Depuis le 17 février 2011, le monde entier suit la même Syrie, toujours pareilles ces séries : basées sur un scénario qui a fait ses preuve en Egypte et en Tunisie, le même dénouement est espéré… Mais non. Bashar ne dégage pas, et le scénario se pare de rebondissements de balles, de bombes pour susciter à l’extérieur, des haut-le-coeur, et à l’intérieur, des au secours qui répondent à des haut-les-mains, aux yeux de tous.

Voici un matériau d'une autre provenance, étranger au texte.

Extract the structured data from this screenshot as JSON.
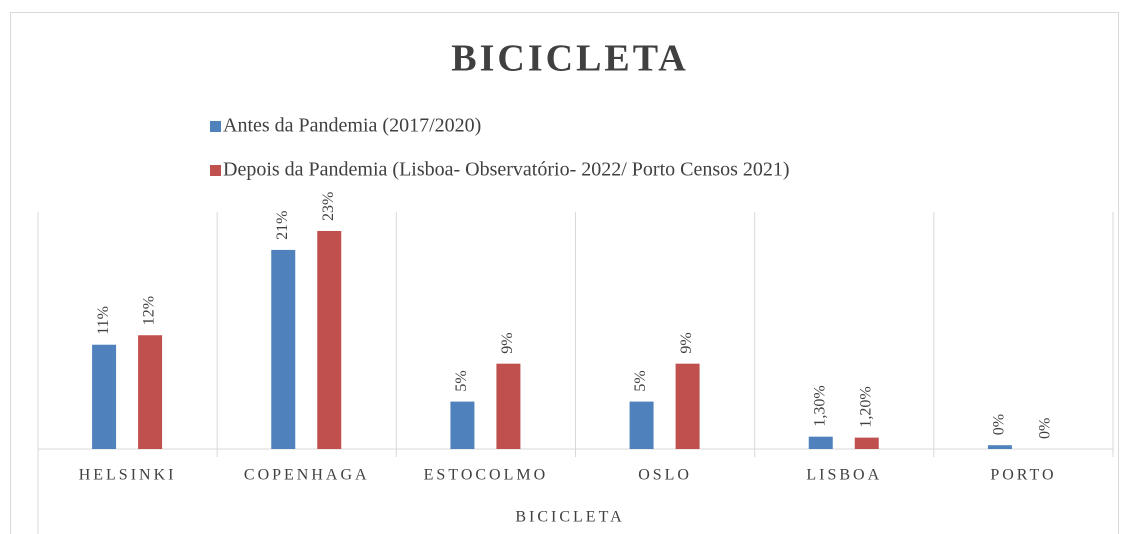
{
  "chart_data": {
    "type": "bar",
    "title": "BICICLETA",
    "x_label": "BICICLETA",
    "categories": [
      "HELSINKI",
      "COPENHAGA",
      "ESTOCOLMO",
      "OSLO",
      "LISBOA",
      "PORTO"
    ],
    "series": [
      {
        "name": "Antes da Pandemia (2017/2020)",
        "color": "#4f81bd",
        "values": [
          11,
          21,
          5,
          5,
          1.3,
          0.4
        ],
        "value_labels": [
          "11%",
          "21%",
          "5%",
          "5%",
          "1,30%",
          "0%"
        ]
      },
      {
        "name": "Depois da Pandemia (Lisboa- Observatório- 2022/ Porto Censos 2021)",
        "color": "#c0504d",
        "values": [
          12,
          23,
          9,
          9,
          1.2,
          0
        ],
        "value_labels": [
          "12%",
          "23%",
          "9%",
          "9%",
          "1,20%",
          "0%"
        ]
      }
    ],
    "ylim": [
      0,
      25
    ],
    "legend": "top"
  }
}
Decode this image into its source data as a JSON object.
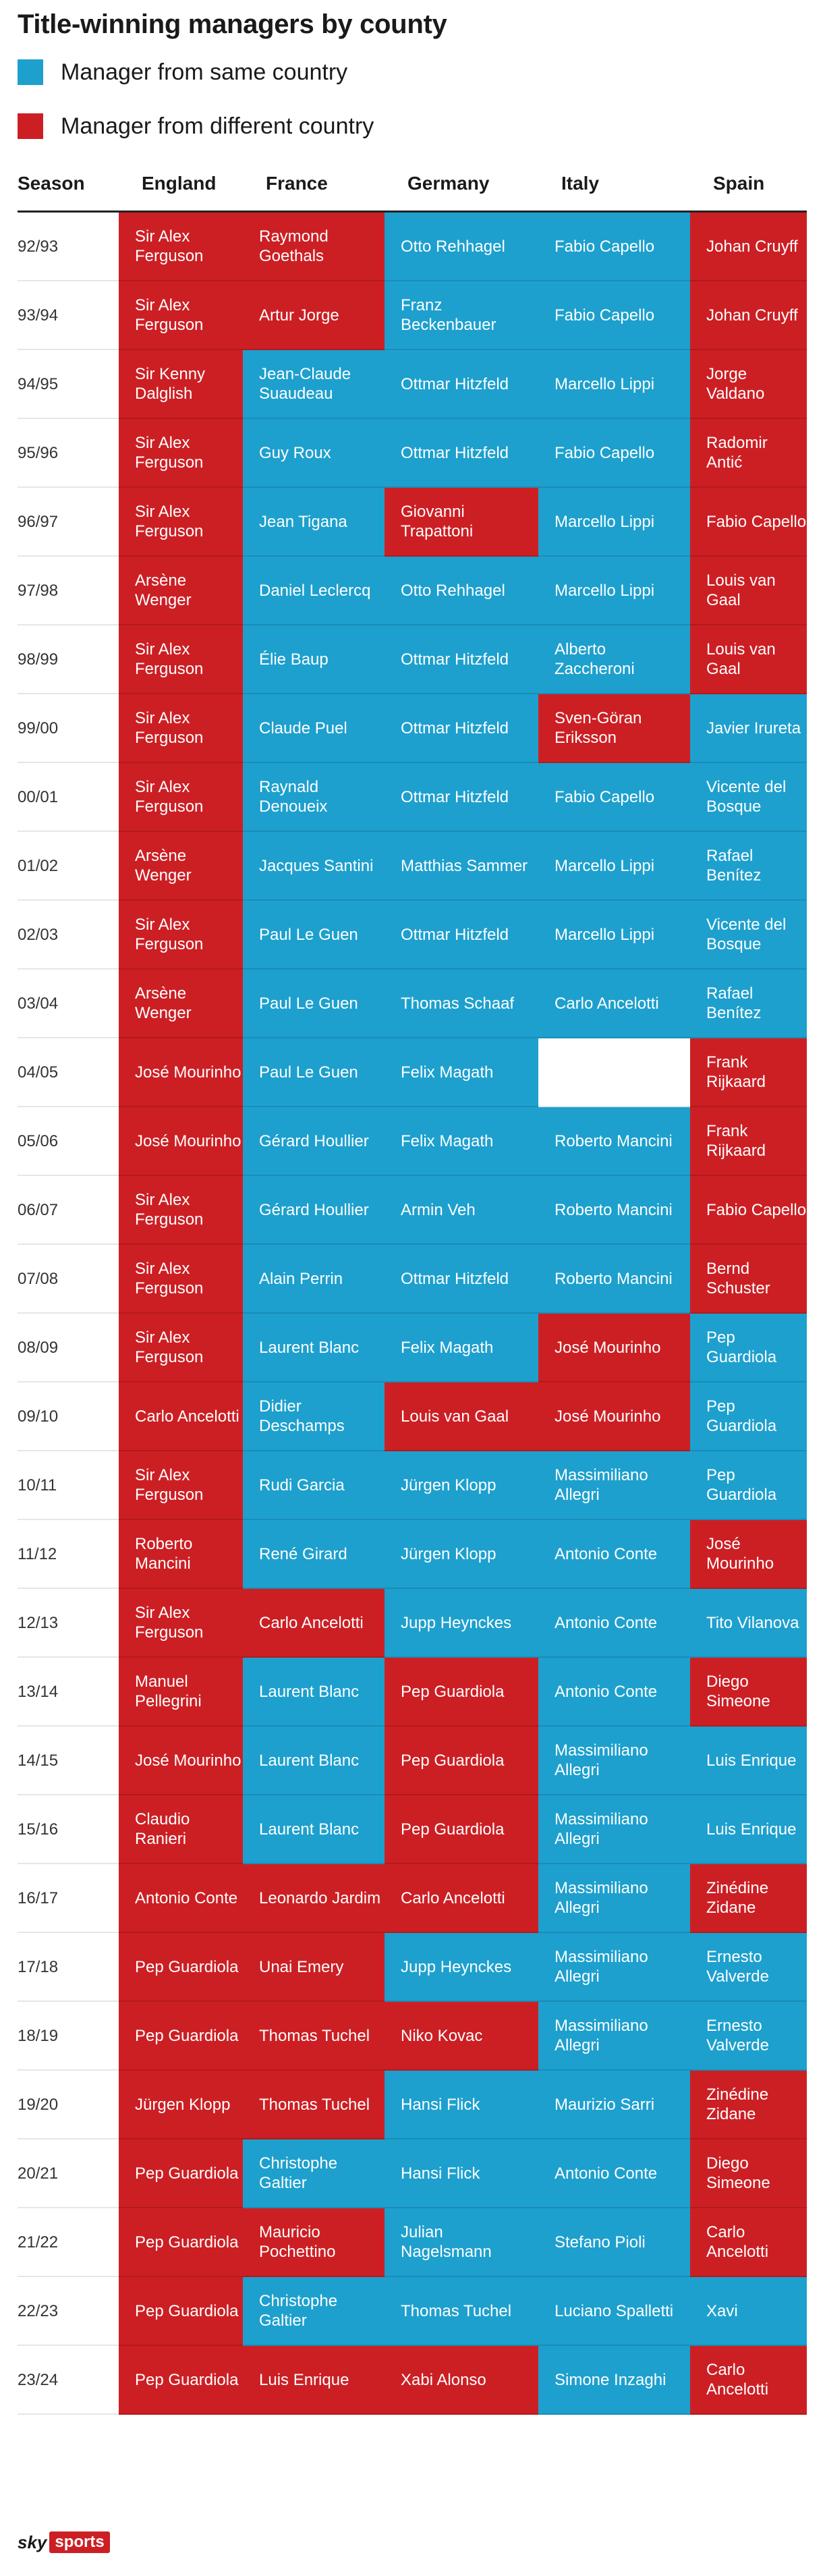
{
  "title": "Title-winning managers by county",
  "legend": [
    {
      "label": "Manager from same country",
      "color": "#1da0ce"
    },
    {
      "label": "Manager from different country",
      "color": "#cc1f24"
    }
  ],
  "headers": [
    "Season",
    "England",
    "France",
    "Germany",
    "Italy",
    "Spain"
  ],
  "logo": {
    "sky": "sky",
    "sports": "sports"
  },
  "chart_data": {
    "type": "table",
    "title": "Title-winning managers by county",
    "colors": {
      "same": "#1da0ce",
      "different": "#cc1f24"
    },
    "columns": [
      "Season",
      "England",
      "France",
      "Germany",
      "Italy",
      "Spain"
    ],
    "rows": [
      {
        "season": "92/93",
        "cells": [
          [
            "Sir Alex Ferguson",
            "diff"
          ],
          [
            "Raymond Goethals",
            "diff"
          ],
          [
            "Otto Rehhagel",
            "same"
          ],
          [
            "Fabio Capello",
            "same"
          ],
          [
            "Johan Cruyff",
            "diff"
          ]
        ]
      },
      {
        "season": "93/94",
        "cells": [
          [
            "Sir Alex Ferguson",
            "diff"
          ],
          [
            "Artur Jorge",
            "diff"
          ],
          [
            "Franz Beckenbauer",
            "same"
          ],
          [
            "Fabio Capello",
            "same"
          ],
          [
            "Johan Cruyff",
            "diff"
          ]
        ]
      },
      {
        "season": "94/95",
        "cells": [
          [
            "Sir Kenny Dalglish",
            "diff"
          ],
          [
            "Jean-Claude Suaudeau",
            "same"
          ],
          [
            "Ottmar Hitzfeld",
            "same"
          ],
          [
            "Marcello Lippi",
            "same"
          ],
          [
            "Jorge Valdano",
            "diff"
          ]
        ]
      },
      {
        "season": "95/96",
        "cells": [
          [
            "Sir Alex Ferguson",
            "diff"
          ],
          [
            "Guy Roux",
            "same"
          ],
          [
            "Ottmar Hitzfeld",
            "same"
          ],
          [
            "Fabio Capello",
            "same"
          ],
          [
            "Radomir Antić",
            "diff"
          ]
        ]
      },
      {
        "season": "96/97",
        "cells": [
          [
            "Sir Alex Ferguson",
            "diff"
          ],
          [
            "Jean Tigana",
            "same"
          ],
          [
            "Giovanni Trapattoni",
            "diff"
          ],
          [
            "Marcello Lippi",
            "same"
          ],
          [
            "Fabio Capello",
            "diff"
          ]
        ]
      },
      {
        "season": "97/98",
        "cells": [
          [
            "Arsène Wenger",
            "diff"
          ],
          [
            "Daniel Leclercq",
            "same"
          ],
          [
            "Otto Rehhagel",
            "same"
          ],
          [
            "Marcello Lippi",
            "same"
          ],
          [
            "Louis van Gaal",
            "diff"
          ]
        ]
      },
      {
        "season": "98/99",
        "cells": [
          [
            "Sir Alex Ferguson",
            "diff"
          ],
          [
            "Élie Baup",
            "same"
          ],
          [
            "Ottmar Hitzfeld",
            "same"
          ],
          [
            "Alberto Zaccheroni",
            "same"
          ],
          [
            "Louis van Gaal",
            "diff"
          ]
        ]
      },
      {
        "season": "99/00",
        "cells": [
          [
            "Sir Alex Ferguson",
            "diff"
          ],
          [
            "Claude Puel",
            "same"
          ],
          [
            "Ottmar Hitzfeld",
            "same"
          ],
          [
            "Sven-Göran Eriksson",
            "diff"
          ],
          [
            "Javier Irureta",
            "same"
          ]
        ]
      },
      {
        "season": "00/01",
        "cells": [
          [
            "Sir Alex Ferguson",
            "diff"
          ],
          [
            "Raynald Denoueix",
            "same"
          ],
          [
            "Ottmar Hitzfeld",
            "same"
          ],
          [
            "Fabio Capello",
            "same"
          ],
          [
            "Vicente del Bosque",
            "same"
          ]
        ]
      },
      {
        "season": "01/02",
        "cells": [
          [
            "Arsène Wenger",
            "diff"
          ],
          [
            "Jacques Santini",
            "same"
          ],
          [
            "Matthias Sammer",
            "same"
          ],
          [
            "Marcello Lippi",
            "same"
          ],
          [
            "Rafael Benítez",
            "same"
          ]
        ]
      },
      {
        "season": "02/03",
        "cells": [
          [
            "Sir Alex Ferguson",
            "diff"
          ],
          [
            "Paul Le Guen",
            "same"
          ],
          [
            "Ottmar Hitzfeld",
            "same"
          ],
          [
            "Marcello Lippi",
            "same"
          ],
          [
            "Vicente del Bosque",
            "same"
          ]
        ]
      },
      {
        "season": "03/04",
        "cells": [
          [
            "Arsène Wenger",
            "diff"
          ],
          [
            "Paul Le Guen",
            "same"
          ],
          [
            "Thomas Schaaf",
            "same"
          ],
          [
            "Carlo Ancelotti",
            "same"
          ],
          [
            "Rafael Benítez",
            "same"
          ]
        ]
      },
      {
        "season": "04/05",
        "cells": [
          [
            "José Mourinho",
            "diff"
          ],
          [
            "Paul Le Guen",
            "same"
          ],
          [
            "Felix Magath",
            "same"
          ],
          [
            "",
            "none"
          ],
          [
            "Frank Rijkaard",
            "diff"
          ]
        ]
      },
      {
        "season": "05/06",
        "cells": [
          [
            "José Mourinho",
            "diff"
          ],
          [
            "Gérard Houllier",
            "same"
          ],
          [
            "Felix Magath",
            "same"
          ],
          [
            "Roberto Mancini",
            "same"
          ],
          [
            "Frank Rijkaard",
            "diff"
          ]
        ]
      },
      {
        "season": "06/07",
        "cells": [
          [
            "Sir Alex Ferguson",
            "diff"
          ],
          [
            "Gérard Houllier",
            "same"
          ],
          [
            "Armin Veh",
            "same"
          ],
          [
            "Roberto Mancini",
            "same"
          ],
          [
            "Fabio Capello",
            "diff"
          ]
        ]
      },
      {
        "season": "07/08",
        "cells": [
          [
            "Sir Alex Ferguson",
            "diff"
          ],
          [
            "Alain Perrin",
            "same"
          ],
          [
            "Ottmar Hitzfeld",
            "same"
          ],
          [
            "Roberto Mancini",
            "same"
          ],
          [
            "Bernd Schuster",
            "diff"
          ]
        ]
      },
      {
        "season": "08/09",
        "cells": [
          [
            "Sir Alex Ferguson",
            "diff"
          ],
          [
            "Laurent Blanc",
            "same"
          ],
          [
            "Felix Magath",
            "same"
          ],
          [
            "José Mourinho",
            "diff"
          ],
          [
            "Pep Guardiola",
            "same"
          ]
        ]
      },
      {
        "season": "09/10",
        "cells": [
          [
            "Carlo Ancelotti",
            "diff"
          ],
          [
            "Didier Deschamps",
            "same"
          ],
          [
            "Louis van Gaal",
            "diff"
          ],
          [
            "José Mourinho",
            "diff"
          ],
          [
            "Pep Guardiola",
            "same"
          ]
        ]
      },
      {
        "season": "10/11",
        "cells": [
          [
            "Sir Alex Ferguson",
            "diff"
          ],
          [
            "Rudi Garcia",
            "same"
          ],
          [
            "Jürgen Klopp",
            "same"
          ],
          [
            "Massimiliano Allegri",
            "same"
          ],
          [
            "Pep Guardiola",
            "same"
          ]
        ]
      },
      {
        "season": "11/12",
        "cells": [
          [
            "Roberto Mancini",
            "diff"
          ],
          [
            "René Girard",
            "same"
          ],
          [
            "Jürgen Klopp",
            "same"
          ],
          [
            "Antonio Conte",
            "same"
          ],
          [
            "José Mourinho",
            "diff"
          ]
        ]
      },
      {
        "season": "12/13",
        "cells": [
          [
            "Sir Alex Ferguson",
            "diff"
          ],
          [
            "Carlo Ancelotti",
            "diff"
          ],
          [
            "Jupp Heynckes",
            "same"
          ],
          [
            "Antonio Conte",
            "same"
          ],
          [
            "Tito Vilanova",
            "same"
          ]
        ]
      },
      {
        "season": "13/14",
        "cells": [
          [
            "Manuel Pellegrini",
            "diff"
          ],
          [
            "Laurent Blanc",
            "same"
          ],
          [
            "Pep Guardiola",
            "diff"
          ],
          [
            "Antonio Conte",
            "same"
          ],
          [
            "Diego Simeone",
            "diff"
          ]
        ]
      },
      {
        "season": "14/15",
        "cells": [
          [
            "José Mourinho",
            "diff"
          ],
          [
            "Laurent Blanc",
            "same"
          ],
          [
            "Pep Guardiola",
            "diff"
          ],
          [
            "Massimiliano Allegri",
            "same"
          ],
          [
            "Luis Enrique",
            "same"
          ]
        ]
      },
      {
        "season": "15/16",
        "cells": [
          [
            "Claudio Ranieri",
            "diff"
          ],
          [
            "Laurent Blanc",
            "same"
          ],
          [
            "Pep Guardiola",
            "diff"
          ],
          [
            "Massimiliano Allegri",
            "same"
          ],
          [
            "Luis Enrique",
            "same"
          ]
        ]
      },
      {
        "season": "16/17",
        "cells": [
          [
            "Antonio Conte",
            "diff"
          ],
          [
            "Leonardo Jardim",
            "diff"
          ],
          [
            "Carlo Ancelotti",
            "diff"
          ],
          [
            "Massimiliano Allegri",
            "same"
          ],
          [
            "Zinédine Zidane",
            "diff"
          ]
        ]
      },
      {
        "season": "17/18",
        "cells": [
          [
            "Pep Guardiola",
            "diff"
          ],
          [
            "Unai Emery",
            "diff"
          ],
          [
            "Jupp Heynckes",
            "same"
          ],
          [
            "Massimiliano Allegri",
            "same"
          ],
          [
            "Ernesto Valverde",
            "same"
          ]
        ]
      },
      {
        "season": "18/19",
        "cells": [
          [
            "Pep Guardiola",
            "diff"
          ],
          [
            "Thomas Tuchel",
            "diff"
          ],
          [
            "Niko Kovac",
            "diff"
          ],
          [
            "Massimiliano Allegri",
            "same"
          ],
          [
            "Ernesto Valverde",
            "same"
          ]
        ]
      },
      {
        "season": "19/20",
        "cells": [
          [
            "Jürgen Klopp",
            "diff"
          ],
          [
            "Thomas Tuchel",
            "diff"
          ],
          [
            "Hansi Flick",
            "same"
          ],
          [
            "Maurizio Sarri",
            "same"
          ],
          [
            "Zinédine Zidane",
            "diff"
          ]
        ]
      },
      {
        "season": "20/21",
        "cells": [
          [
            "Pep Guardiola",
            "diff"
          ],
          [
            "Christophe Galtier",
            "same"
          ],
          [
            "Hansi Flick",
            "same"
          ],
          [
            "Antonio Conte",
            "same"
          ],
          [
            "Diego Simeone",
            "diff"
          ]
        ]
      },
      {
        "season": "21/22",
        "cells": [
          [
            "Pep Guardiola",
            "diff"
          ],
          [
            "Mauricio Pochettino",
            "diff"
          ],
          [
            "Julian Nagelsmann",
            "same"
          ],
          [
            "Stefano Pioli",
            "same"
          ],
          [
            "Carlo Ancelotti",
            "diff"
          ]
        ]
      },
      {
        "season": "22/23",
        "cells": [
          [
            "Pep Guardiola",
            "diff"
          ],
          [
            "Christophe Galtier",
            "same"
          ],
          [
            "Thomas Tuchel",
            "same"
          ],
          [
            "Luciano Spalletti",
            "same"
          ],
          [
            "Xavi",
            "same"
          ]
        ]
      },
      {
        "season": "23/24",
        "cells": [
          [
            "Pep Guardiola",
            "diff"
          ],
          [
            "Luis Enrique",
            "diff"
          ],
          [
            "Xabi Alonso",
            "diff"
          ],
          [
            "Simone Inzaghi",
            "same"
          ],
          [
            "Carlo Ancelotti",
            "diff"
          ]
        ]
      }
    ]
  }
}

Alors, les tout-puissants politiques se révèlent impuissants devant le tueur en Syrie que tout le monde connait. Le 1er juin 2012, deux jours après avoir expulsé de France l’ambassadrice de Syrie, François Hollande rencontre Vladimir Poutine. Il soulève alors l’idée d’une intervention en Syrie si elle est validée par le conseil de sécurité. Un porte parole de Poutine glisse : « Il ne faut pas se laisser porter par l’émotion ». 10 jours plus tard, à partir du 11 juin 2012, se tient le salon du matériel des Armées de Terre à Villepinte, près de Paris. Le fournisseur russe d’armes de l’armée syrienne, Rosoboronexport, a son stand dans le salon. A Paris. Natalie Nougayrède, journaliste au Monde commente : « Quinze mois de bain de sang en Syrie, accompagné par une tenace "protection" russe offerte à Damas, n'auront pas suffi, manifestement, pour décourager pareille présence commerciale. La Syrie s'enfonce dans la guerre civile, mais sur le marché des armes, c'est "business as usual"». Business, comme d’habitude, quelle lassitude. En France, scandale. En Syrie, la population scande : Bashar Dégage.